Isabella gets the nod
“Please submit your Grammy nomination for next year’s Song of the Year Award.”
After a late night call from the National Academy of Recording Arts and Sciences delivered this surprising assignment yesterday, Olsonville’s New Americana album immediately came to mind because every song on the album is a winner. Most listeners will reach the same impasse I did in attempting to choose a favorite from the album's play list; whatever song's currently playing becomes your new favorite.

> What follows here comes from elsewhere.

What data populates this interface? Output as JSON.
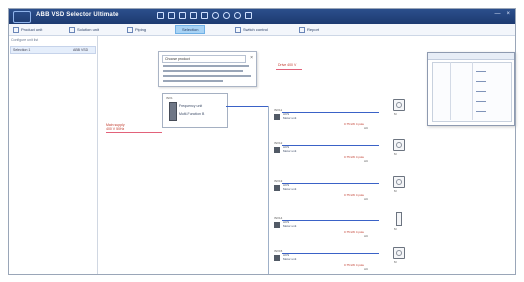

That dilemma was resolved after watching the ‘ISABELLA’ music video. A child’s smile is priceless and this song beautifully illuminates the transformation of lives through the resurrection of smiles for children with Cleft Palate. The song’s melody sends lush sounds cascading over the eardrums like an approaching waterfall on a tropical adventure hike.
Confident in my choice for ‘Song of the Year’, I hit the send button and ‘ISABELLA’ was on her way. Minutes later I received a disturbing call from a Music Award Attorney. He was concerned about a rumor linking my song nomination to a ‘Conflict of Interest’ granddaughter named Isabella. The rumor was verified, my travel plans were cancelled and 'ISABELLA’ was officially disqualified from Grammy Awards consideration.
That’s how my sleep induced Grammy assignment ended. The good news is that 'ISABELLA’ may still be eligible for the next Song of the Year award. Take it from a dreamer, this album’s a musical delight waiting to be discovered.